The intense feelings that remain from the brutal ethnic and sectarian wars that accompanied the breakup of Yugoslavia nonetheless surfaced as Croatia advanced in the World Cup competition.

From Montenegro and Serbia in the east and Slovenia in the west, people in Croatia’s neighboring countries were split over whether to support Croatia or France in the soccer tournament’s final match, reflecting the persistent divisions.

Croatia, a country of 4 million people, confounded expectations to make it to the World Cup final. The Croatian team drew increasing support for its hard-working, underdog narrative as richer, higher-profile teams flamed out.

Grabar-Kitarovic used her country’s surprise success on the soccer field to raise its profile.
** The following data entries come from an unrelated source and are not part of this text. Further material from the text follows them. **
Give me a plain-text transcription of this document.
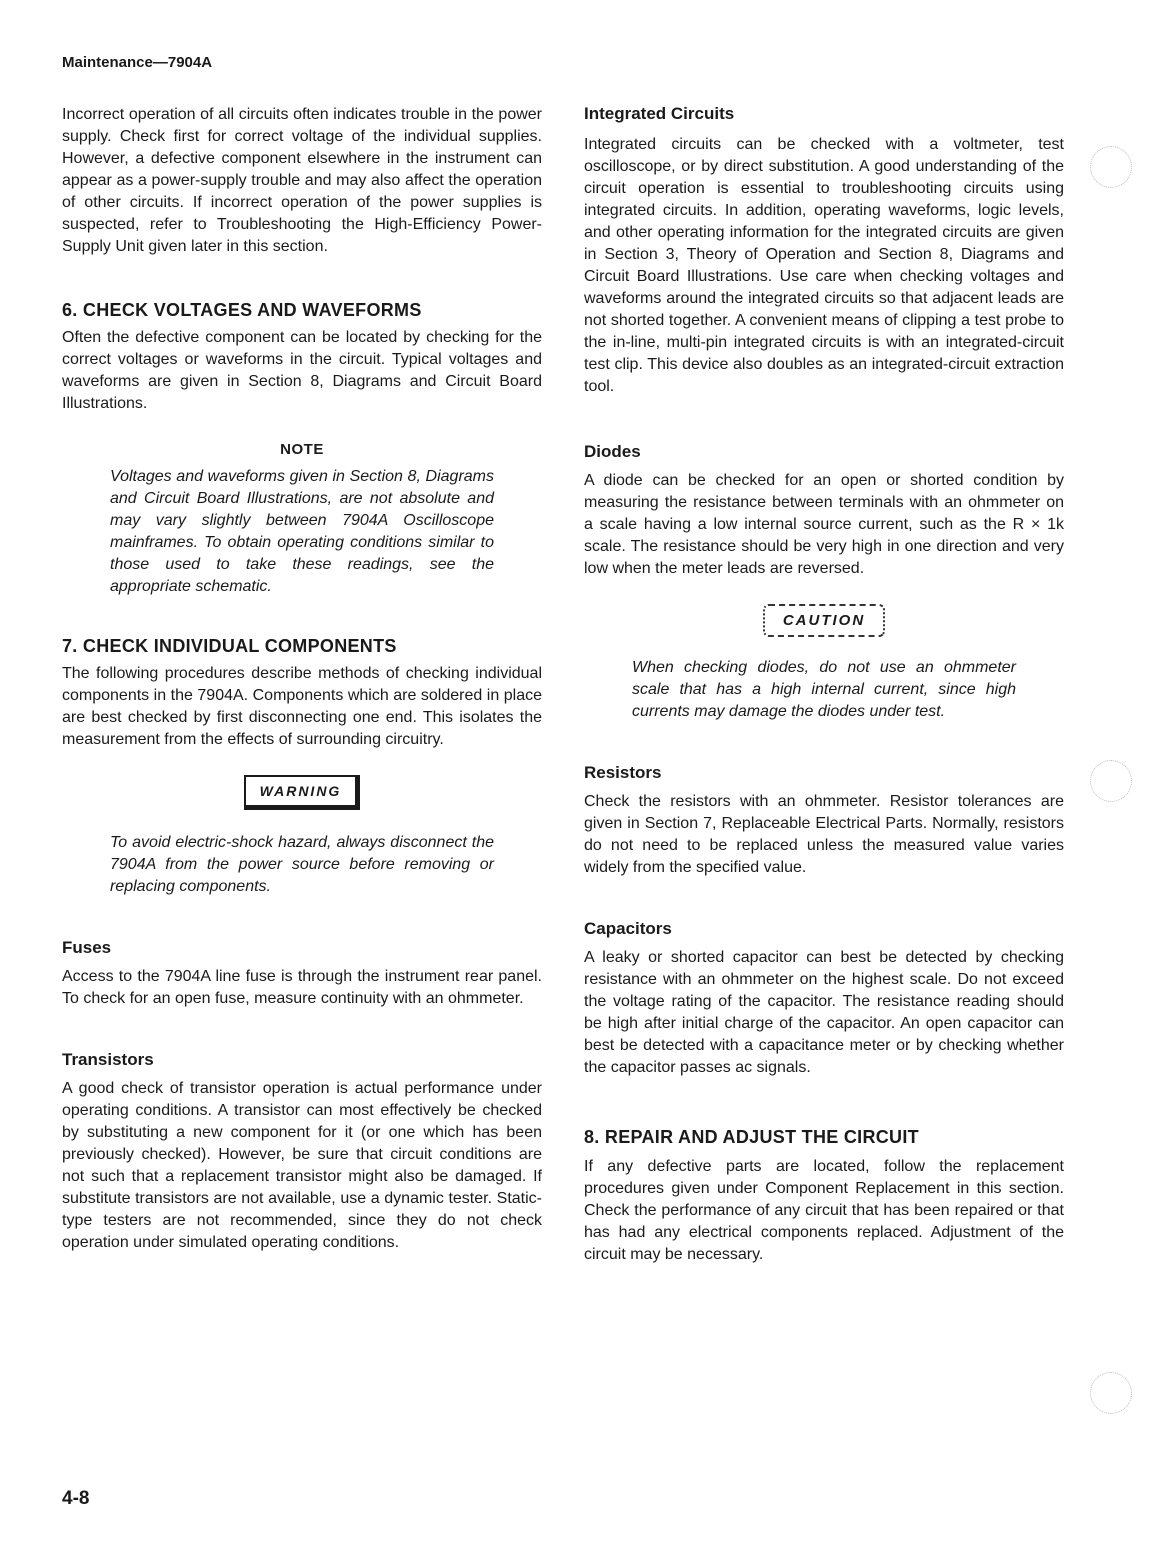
Maintenance—7904A

Incorrect operation of all circuits often indicates trouble in the power supply. Check first for correct voltage of the individual supplies. However, a defective component elsewhere in the instrument can appear as a power-supply trouble and may also affect the operation of other circuits. If incorrect operation of the power supplies is suspected, refer to Troubleshooting the High-Efficiency Power-Supply Unit given later in this section.

6. CHECK VOLTAGES AND WAVEFORMS

Often the defective component can be located by checking for the correct voltages or waveforms in the circuit. Typical voltages and waveforms are given in Section 8, Diagrams and Circuit Board Illustrations.

NOTE

Voltages and waveforms given in Section 8, Diagrams and Circuit Board Illustrations, are not absolute and may vary slightly between 7904A Oscilloscope mainframes. To obtain operating conditions similar to those used to take these readings, see the appropriate schematic.

7. CHECK INDIVIDUAL COMPONENTS

The following procedures describe methods of checking individual components in the 7904A. Components which are soldered in place are best checked by first disconnecting one end. This isolates the measurement from the effects of surrounding circuitry.

WARNING

To avoid electric-shock hazard, always disconnect the 7904A from the power source before removing or replacing components.

Fuses

Access to the 7904A line fuse is through the instrument rear panel. To check for an open fuse, measure continuity with an ohmmeter.

Transistors

A good check of transistor operation is actual performance under operating conditions. A transistor can most effectively be checked by substituting a new component for it (or one which has been previously checked). However, be sure that circuit conditions are not such that a replacement transistor might also be damaged. If substitute transistors are not available, use a dynamic tester. Static-type testers are not recommended, since they do not check operation under simulated operating conditions.

Integrated Circuits

Integrated circuits can be checked with a voltmeter, test oscilloscope, or by direct substitution. A good understanding of the circuit operation is essential to troubleshooting circuits using integrated circuits. In addition, operating waveforms, logic levels, and other operating information for the integrated circuits are given in Section 3, Theory of Operation and Section 8, Diagrams and Circuit Board Illustrations. Use care when checking voltages and waveforms around the integrated circuits so that adjacent leads are not shorted together. A convenient means of clipping a test probe to the in-line, multi-pin integrated circuits is with an integrated-circuit test clip. This device also doubles as an integrated-circuit extraction tool.

Diodes

A diode can be checked for an open or shorted condition by measuring the resistance between terminals with an ohmmeter on a scale having a low internal source current, such as the R × 1k scale. The resistance should be very high in one direction and very low when the meter leads are reversed.

CAUTION

When checking diodes, do not use an ohmmeter scale that has a high internal current, since high currents may damage the diodes under test.

Resistors

Check the resistors with an ohmmeter. Resistor tolerances are given in Section 7, Replaceable Electrical Parts. Normally, resistors do not need to be replaced unless the measured value varies widely from the specified value.

Capacitors

A leaky or shorted capacitor can best be detected by checking resistance with an ohmmeter on the highest scale. Do not exceed the voltage rating of the capacitor. The resistance reading should be high after initial charge of the capacitor. An open capacitor can best be detected with a capacitance meter or by checking whether the capacitor passes ac signals.

8. REPAIR AND ADJUST THE CIRCUIT

If any defective parts are located, follow the replacement procedures given under Component Replacement in this section. Check the performance of any circuit that has been repaired or that has had any electrical components replaced. Adjustment of the circuit may be necessary.

4-8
She posed in a red-and-white checkered team jersey on social media posts at every opportunity, gave Trump a team T-shirt when they met at NATO, and joined Putin and French President Emmanuel Macron in the rain on Sunday night to congratulate France’s team one-by-one after their victory.

In the AP interview, she sympathized with Trump’s rationale for assailing European allies at the NATO summit in Brussels for not spending enough on weapons and their own defense.

“Certainly, it’s not fair that the United States is carrying the burden for the defense of Europe,” Grabar-Kitarovic said. “We’re first and foremost responsible for our own security.”